Seagate is ramping up production of its yet-to-be announced hard drives with a 20TB capacity, the company said in its latest earnings call. The drives use perpendicular magnetic recording (PMR) technology with two-dimensional magnetic recording (TDMR) heads and are set to be generally available, unlike the company's current 20TB HDDs based on heat-assisted magnetic recording technology that are only available to select customers.
20TB Is Almost Here
"We began ramping 20TB products in the September quarter, and am thrilled with the strong customer interest," said David Mosley, chief exec of Seagate.
Back in July Mosley said that the company was prepping 20TB PMR HDDs to complement existing 20TB HAMR drives shipped exclusively to operators of hyperscale cloud datacenters as well as inside the company's own Lyve storage systems. These drives have some specifics that prevent Seagate from shipping them to all customers, including the DIY market.
"[We] are now operating multiple varieties of 20 terabyte drive to meet the breadth of customer demand," said Mosley.
With 20TB HDDs, enthusiasts will get plentiful storage space in desktops and NAS systems at home. For example, a quad-drive NAS could store some 60TB of data in RAID5 mode offering both ample capacity as well as rather high performance (at least in HDD terms, but one can add a caching SSD to an appropriate NAS to get high speeds).
Dual-Actuator Adoption Is Growing
Perhaps more interestingly, but Seagate is also ramping up production of its dual-actuator Mach.2 hard drives. Initially, these HDDs were only available to select customers and the largest adopter was Microsoft, which developed a number of ways to benefit from two actuators. Seagate began to list its Exos 2X14 HDD in May, which signalled the company's readiness to offer such drives to a broader selection of clients.
"I am equally excited by customer reception for our Mach.2 dual-actuator drives, which are now shipping at large scale," said the head of Seagate. "As we were anticipating a few months ago, we are seeing greater adoption of Mach.2 drives for core and edge applications. The benefit from the read and write performance gains that we deliver with these products. We expect dual actuator drives to become more mainstream as capacities increased beyond 30TB, to support both cost and performance requirements."

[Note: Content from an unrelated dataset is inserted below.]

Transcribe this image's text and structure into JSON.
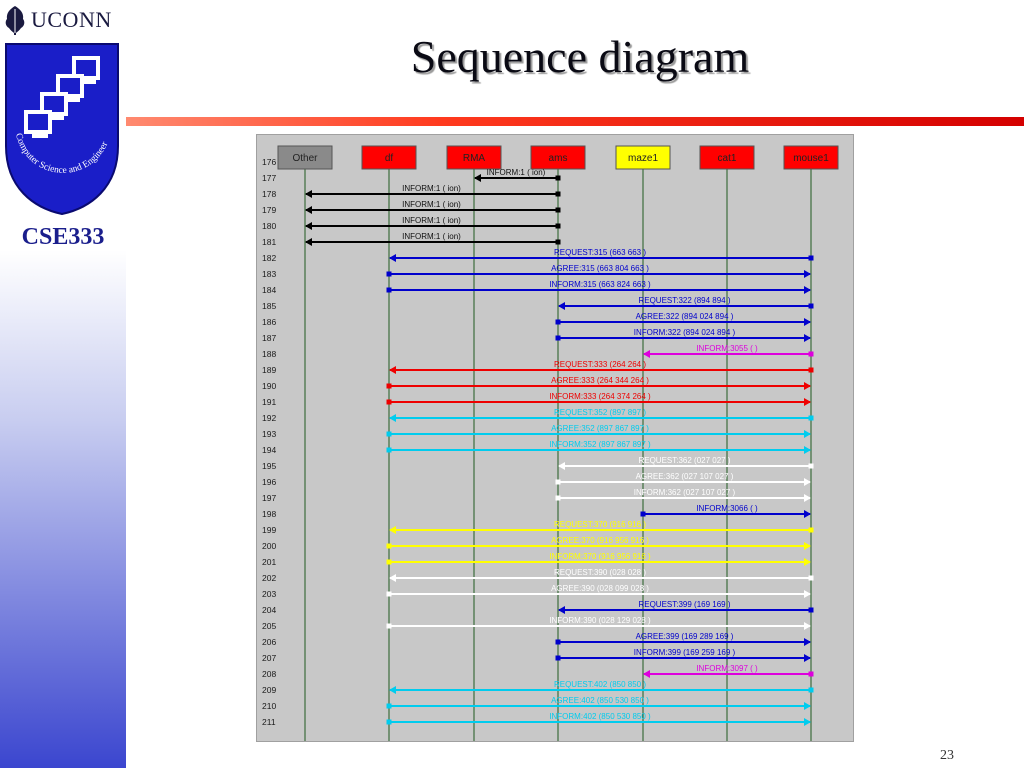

Seagate's Exos 2X14 14TB HDD is basically two 7TB drives crammed into a 3.5-inch hermetically sealed helium-filled chassis. The device features a 7200 RPM spindle speed, is equipped with a 256MB multi-segmented cache, and uses a single-port SAS 12Gb/s interface. With a 524 MB/s sustained transfer rate (outer diameter), 304/384 random read/write IOPS, and a 4.16ms average latency, the Exos 2X14 is the world's fastest HDD that can challenge some SATA SSDs as far as linear read/write performance is concerned. The host system considers an Exos 2X14 as two logical drives that are independently addressable.
High Capacities Incoming
While solid-state drives and 3D NAND technologies are developing rapidly, for bulk storage hard disk drives are unchallenged in terms of cost per gigabyte, reliability, and longevity. To keep gaining capacity, HDD makers must adopt new energy-assisted magnetic recording (EAMR) technologies, such as HAMR or MAMR (microwave-assisted magnetic recording). Seagate bets on HAMR, whereas its rivals Toshiba and Western Digital use FC-MAMR (flux-controlled MAMR) and energy-assisted PMR (ePMR) for now. HAMR requires new glass media and new write heads, whereas competing technologies use disks with minimal (if any at all) changes from PMR media.
Seagate is leapfrogging its rivals with usage of new disks and believes that HAMR is the best technology both for now and for distant future since the media used today is posed to be used in the long term.
"Just to be super clear, HAMR is really the pathway to get to 30TB and beyond," said Mosley. "We are very confident about that right now."
Earlier this year Seagate said that its technologies will enable 100TB HDDs sometimes in 2030.